English people ‘unfamiliar’ with workings of EU, ex-Irish leader says
Former taoiseach John Bruton said the Brexit negotiations were forcing the UK to acquaint itself with how the body works.
An English misunderstanding of how the European Union actually works is at the root of many problems besetting the Brexit negotiations, a former Irish premier has said.
John Bruton told a conference in London that UK negotiators were failing to appreciate the rigid rules and guidelines within which the EU side had to operate due to the treaties that underpin it.
He said a lack of a written constitution in the UK meant its politicians had a tendency to blame issues in talks on the personalities on the EU side, when in fact the lack of flexibility is down to how the European Union is structured.
English public opinion, as indeed the English political elite, are only learning about what the EU is as they are leaving it John Bruton
Former taoiseach Mr Bruton was addressing the Brexit And The Island Of Ireland event, organised by the UK in a Changing Europe research body.
“The EU is a rules-based organisation with a common system for making, interpreting and enforcing a single set of rules and the UK has instead looked at it as a sort of traditional power-based international organisation where the rules weren’t really as important as having influence on the important countries,” he said afterwards.
“The UK is still thinking that it can ignore the Europe Commission and go to the capitals to get things fixed, which just isn’t the way it works.
“The EU is a body which essentially has a written constitution, which is the treaties, and they are interpreted not by the politicians, but by the court.

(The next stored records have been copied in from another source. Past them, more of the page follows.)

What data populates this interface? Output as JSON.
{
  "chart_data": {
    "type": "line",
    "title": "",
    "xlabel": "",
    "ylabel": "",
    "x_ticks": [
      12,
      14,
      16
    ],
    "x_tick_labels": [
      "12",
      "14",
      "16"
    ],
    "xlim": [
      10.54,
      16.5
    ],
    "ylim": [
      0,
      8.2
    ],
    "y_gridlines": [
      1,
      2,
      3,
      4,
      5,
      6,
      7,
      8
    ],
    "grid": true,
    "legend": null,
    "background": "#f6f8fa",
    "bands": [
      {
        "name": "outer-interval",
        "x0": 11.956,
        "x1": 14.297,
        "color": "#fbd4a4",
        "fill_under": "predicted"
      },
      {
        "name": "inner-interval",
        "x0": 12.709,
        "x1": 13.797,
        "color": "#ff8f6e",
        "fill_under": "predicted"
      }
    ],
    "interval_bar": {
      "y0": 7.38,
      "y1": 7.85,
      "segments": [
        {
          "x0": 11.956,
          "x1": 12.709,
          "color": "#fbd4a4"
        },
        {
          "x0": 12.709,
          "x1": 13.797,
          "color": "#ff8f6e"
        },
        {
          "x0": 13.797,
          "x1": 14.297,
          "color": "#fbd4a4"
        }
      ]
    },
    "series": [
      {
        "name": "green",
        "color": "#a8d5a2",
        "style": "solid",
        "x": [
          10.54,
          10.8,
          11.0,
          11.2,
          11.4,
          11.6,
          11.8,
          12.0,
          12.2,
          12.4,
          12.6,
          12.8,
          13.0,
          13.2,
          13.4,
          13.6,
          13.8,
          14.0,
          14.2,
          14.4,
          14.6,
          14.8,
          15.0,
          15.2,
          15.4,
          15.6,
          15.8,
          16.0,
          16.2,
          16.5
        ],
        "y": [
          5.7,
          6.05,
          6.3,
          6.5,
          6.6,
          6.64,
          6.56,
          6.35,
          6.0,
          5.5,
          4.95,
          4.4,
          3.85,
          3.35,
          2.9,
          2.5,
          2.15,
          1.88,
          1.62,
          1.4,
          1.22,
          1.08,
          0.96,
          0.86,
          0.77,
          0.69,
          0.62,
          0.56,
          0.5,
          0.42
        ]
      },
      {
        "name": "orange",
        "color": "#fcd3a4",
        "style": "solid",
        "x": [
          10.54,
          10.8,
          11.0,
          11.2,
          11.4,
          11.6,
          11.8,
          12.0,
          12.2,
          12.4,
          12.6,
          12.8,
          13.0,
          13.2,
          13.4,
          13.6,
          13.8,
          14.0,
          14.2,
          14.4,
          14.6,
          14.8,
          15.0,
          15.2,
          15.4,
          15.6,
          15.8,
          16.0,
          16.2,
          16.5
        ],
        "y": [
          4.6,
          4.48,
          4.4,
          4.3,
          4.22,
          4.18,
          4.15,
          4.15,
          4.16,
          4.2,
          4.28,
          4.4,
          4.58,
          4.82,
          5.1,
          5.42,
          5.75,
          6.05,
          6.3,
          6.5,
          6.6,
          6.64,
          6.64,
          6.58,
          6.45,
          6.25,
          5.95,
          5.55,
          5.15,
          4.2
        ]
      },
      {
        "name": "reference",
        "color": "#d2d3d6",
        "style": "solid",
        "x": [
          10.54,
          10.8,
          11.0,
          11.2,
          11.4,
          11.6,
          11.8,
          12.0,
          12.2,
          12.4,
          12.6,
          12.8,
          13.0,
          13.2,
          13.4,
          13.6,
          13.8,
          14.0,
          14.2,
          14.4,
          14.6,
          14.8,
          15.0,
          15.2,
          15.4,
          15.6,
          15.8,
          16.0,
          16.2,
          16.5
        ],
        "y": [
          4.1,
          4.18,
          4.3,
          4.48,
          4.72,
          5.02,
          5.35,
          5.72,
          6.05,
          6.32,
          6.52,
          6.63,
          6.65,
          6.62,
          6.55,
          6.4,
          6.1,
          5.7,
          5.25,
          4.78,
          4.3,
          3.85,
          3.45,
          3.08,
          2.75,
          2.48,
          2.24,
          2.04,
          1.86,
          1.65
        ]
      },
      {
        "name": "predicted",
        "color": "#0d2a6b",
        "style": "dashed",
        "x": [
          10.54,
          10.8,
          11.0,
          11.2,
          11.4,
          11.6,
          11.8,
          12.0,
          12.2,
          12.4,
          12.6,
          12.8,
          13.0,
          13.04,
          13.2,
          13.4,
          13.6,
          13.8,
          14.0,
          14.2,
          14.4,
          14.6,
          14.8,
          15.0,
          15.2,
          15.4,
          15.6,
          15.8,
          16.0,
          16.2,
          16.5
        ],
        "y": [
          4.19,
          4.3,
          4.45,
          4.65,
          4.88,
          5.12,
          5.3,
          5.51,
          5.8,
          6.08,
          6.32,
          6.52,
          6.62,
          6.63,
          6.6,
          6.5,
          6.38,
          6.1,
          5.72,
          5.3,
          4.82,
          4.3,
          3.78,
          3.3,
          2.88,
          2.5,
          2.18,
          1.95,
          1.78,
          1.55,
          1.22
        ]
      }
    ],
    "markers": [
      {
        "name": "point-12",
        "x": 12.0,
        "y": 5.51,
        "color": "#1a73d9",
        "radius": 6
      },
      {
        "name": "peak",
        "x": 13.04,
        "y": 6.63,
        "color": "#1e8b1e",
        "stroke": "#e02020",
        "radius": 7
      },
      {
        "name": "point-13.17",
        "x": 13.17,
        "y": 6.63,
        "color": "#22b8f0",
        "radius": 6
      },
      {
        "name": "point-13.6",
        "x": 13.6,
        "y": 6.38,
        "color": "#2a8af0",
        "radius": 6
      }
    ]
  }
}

“So the European Union can only make an agreement with the UK as a departing member which is consistent with its written constitution and this is sort of something with which English people are unfamiliar because they haven’t had a written constitution.”
He added: “English public opinion, as indeed the English political elite, are only learning about what the EU is as they are leaving it.
“It’s only as they leave, because of the process of leaving, they are having to discover what it is they have left or are about to leave.
“It explains why they are inclined to personalise things, this is very common around English debate, they personalise it around (Jean-Claude) Juncker or (Michel) Barnier or Leo Varadkar when in fact it’s not really personal, it’s rules
– it’s rules that are causing the issue.”